Als Lydie ihren Freund von Sterben reden hörte, stürzte sie vor seinem
Bette nieder, hing an seinen Armen und weinte bitterlich. Der

Wundarzt kam herein, Jarno gab Wilhelmen die Papiere und nötigte
Lydien, sich zu entfernen.
"Um 's Himmels willen!" rief Wilhelm, als sie in dem Saal allein waren,
"was ist das mit dem Grafen? Welch ein Graf ist das, der sich unter die
Brüdergemeinde begibt?"
"Den Sie sehr wohl kennen", versetzte Jarno. "Sie sind das Gespenst,
das ihn in die Arme der Frömmigkeit jagt, Sie sind der Bösewicht, der
sein artiges Weib in einen Zustand versetzt, in dem sie erträglich findet,
ihrem Manne zu folgen."
"Und sie ist Lotharios Schwester?" rief Wilhelm.
"Nicht anders."
"Und Lothario weiß--?"
"Alles."
"O lassen Sie mich fliehen!" rief Wilhelm aus, "wie kann ich vor ihm
stehen? Was kann er sagen?"
"Daß niemand einen Stein gegen den andern aufheben soll und daß
niemand lange Reden komponieren soll, um die Leute zu beschämen,
er müßte sie denn vor dem Spiegel halten wollen."
"Auch das wissen Sie?"
"Wie manches andere", versetzte Jarno lächelnd; "doch diesmal", fuhr
er fort, "werde ich Sie so leicht nicht wie das vorige Mal loslassen, und
vor meinem Werbesold haben Sie sich auch nicht mehr zu fürchten. Ich
bin kein Soldat mehr, und auch als Soldat hätte ich Ihnen diesen
Argwohn nicht einflößen sollen. Seit der Zeit, daß ich Sie nicht
gesehen habe, hat sich vieles geändert. Nach dem Tode meines Fürsten,
meines einzigen Freundes und Wohltäters, habe ich mich aus der Welt
und aus allen weltlichen Verhältnissen herausgerissen. Ich beförderte
gern, was vernünftig war, verschwieg nicht, wenn ich etwas
abgeschmackt fand, und man hatte immer von meinem unruhigen Kopf
und von meinem bösen Maule zu reden. Das Menschenpack fürchtet
sich vor nichts mehr als vor dem Verstande; vor der Dummheit sollten
sie sich fürchten, wenn sie begriffen, was fürchterlich ist; aber jener ist
unbequem, und man muß ihn beiseite schaffen, diese ist nur verderblich,
und das kann man abwarten. Doch es mag hingehen, ich habe zu leben,
und von meinem Plane sollen Sie weiter hören. Sie sollen teil daran
nehmen, wenn Sie mögen; aber sagen Sie mir, wie ist es Ihnen
ergangen? Ich sehe, ich fühle Ihnen an, auch Sie haben sich verändert.

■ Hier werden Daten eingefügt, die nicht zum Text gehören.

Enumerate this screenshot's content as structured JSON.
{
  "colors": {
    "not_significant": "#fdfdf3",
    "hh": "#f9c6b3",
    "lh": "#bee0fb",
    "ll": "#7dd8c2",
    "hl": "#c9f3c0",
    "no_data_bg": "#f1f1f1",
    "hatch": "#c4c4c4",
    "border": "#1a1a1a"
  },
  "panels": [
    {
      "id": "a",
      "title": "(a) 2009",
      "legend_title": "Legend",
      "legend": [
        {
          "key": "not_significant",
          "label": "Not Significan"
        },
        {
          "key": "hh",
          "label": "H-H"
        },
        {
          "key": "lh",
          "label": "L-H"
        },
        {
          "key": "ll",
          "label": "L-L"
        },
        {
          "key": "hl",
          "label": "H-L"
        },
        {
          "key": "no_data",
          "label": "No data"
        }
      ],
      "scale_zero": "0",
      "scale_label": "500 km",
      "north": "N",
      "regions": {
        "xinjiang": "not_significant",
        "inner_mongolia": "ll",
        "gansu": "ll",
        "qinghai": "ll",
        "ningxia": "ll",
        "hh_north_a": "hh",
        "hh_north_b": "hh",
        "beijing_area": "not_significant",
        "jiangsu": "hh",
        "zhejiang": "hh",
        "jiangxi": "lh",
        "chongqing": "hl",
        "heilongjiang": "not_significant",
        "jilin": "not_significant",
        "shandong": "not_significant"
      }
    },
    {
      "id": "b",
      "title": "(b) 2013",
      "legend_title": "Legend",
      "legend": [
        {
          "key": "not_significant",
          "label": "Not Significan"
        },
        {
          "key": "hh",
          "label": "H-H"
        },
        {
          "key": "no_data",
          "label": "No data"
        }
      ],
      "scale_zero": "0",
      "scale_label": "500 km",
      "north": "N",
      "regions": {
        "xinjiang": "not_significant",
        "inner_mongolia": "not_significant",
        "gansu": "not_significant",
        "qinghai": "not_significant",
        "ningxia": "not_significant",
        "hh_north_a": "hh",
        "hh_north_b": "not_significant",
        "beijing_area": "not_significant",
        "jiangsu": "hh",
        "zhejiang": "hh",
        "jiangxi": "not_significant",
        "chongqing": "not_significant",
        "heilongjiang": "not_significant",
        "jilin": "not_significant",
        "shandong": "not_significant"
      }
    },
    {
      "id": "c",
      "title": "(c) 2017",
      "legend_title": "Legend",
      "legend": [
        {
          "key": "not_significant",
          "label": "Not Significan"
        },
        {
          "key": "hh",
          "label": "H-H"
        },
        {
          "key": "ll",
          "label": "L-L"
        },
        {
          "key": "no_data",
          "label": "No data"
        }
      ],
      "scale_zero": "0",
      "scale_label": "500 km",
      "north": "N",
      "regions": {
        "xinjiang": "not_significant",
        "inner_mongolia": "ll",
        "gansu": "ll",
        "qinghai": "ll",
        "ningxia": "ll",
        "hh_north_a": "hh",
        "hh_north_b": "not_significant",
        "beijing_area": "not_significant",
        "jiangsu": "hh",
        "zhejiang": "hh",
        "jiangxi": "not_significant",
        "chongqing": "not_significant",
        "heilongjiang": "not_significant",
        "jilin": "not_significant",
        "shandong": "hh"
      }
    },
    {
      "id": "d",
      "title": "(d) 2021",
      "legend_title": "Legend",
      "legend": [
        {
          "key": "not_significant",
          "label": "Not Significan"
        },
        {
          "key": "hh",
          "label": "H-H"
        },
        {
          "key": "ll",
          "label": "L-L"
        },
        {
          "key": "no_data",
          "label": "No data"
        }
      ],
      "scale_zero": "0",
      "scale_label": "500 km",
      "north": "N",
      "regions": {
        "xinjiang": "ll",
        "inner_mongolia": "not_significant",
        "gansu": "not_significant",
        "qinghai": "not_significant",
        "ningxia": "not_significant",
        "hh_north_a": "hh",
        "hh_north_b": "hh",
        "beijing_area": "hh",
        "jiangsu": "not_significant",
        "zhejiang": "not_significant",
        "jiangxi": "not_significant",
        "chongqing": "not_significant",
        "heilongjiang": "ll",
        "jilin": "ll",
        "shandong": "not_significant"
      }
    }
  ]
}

Wie steht's mit Ihrer alten Grille, etwas Schönes und Gutes in
Gesellschaft von Zigeunern hervorzubringen?"
"Ich bin gestraft genug!" rief Wilhelm aus, "erinnern Sie mich nicht,
woher ich komme und wohin ich gehe. Man spricht viel vom Theater,
aber wer nicht selbst darauf war, kann sich keine Vorstellung davon
machen. Wie völlig diese Menschen mit sich selbst unbekannt sind, wie
sie ihr Geschäft ohne Nachdenken treiben, wie ihre Anforderungen
ohne Grenzen sind, davon hat man keinen Begriff. Nicht allein will
jeder der erste, sondern auch der einzige sein, jeder möchte gerne alle
übrigen ausschließen und sieht nicht, daß er mit ihnen zusammen kaum
etwas leistet; jeder dünkt sich wunderoriginal zu sein und ist unfähig,
sich in etwas zu finden, was außer dem Schlendrian ist; dabei eine
immerwährende Unruhe nach etwas Neuem. Mit welcher Heftigkeit
wirken sie gegeneinander! Und nur die kleinlichste Eigenliebe, der
beschränkteste Eigennutz macht, daß sie sich miteinander verbinden.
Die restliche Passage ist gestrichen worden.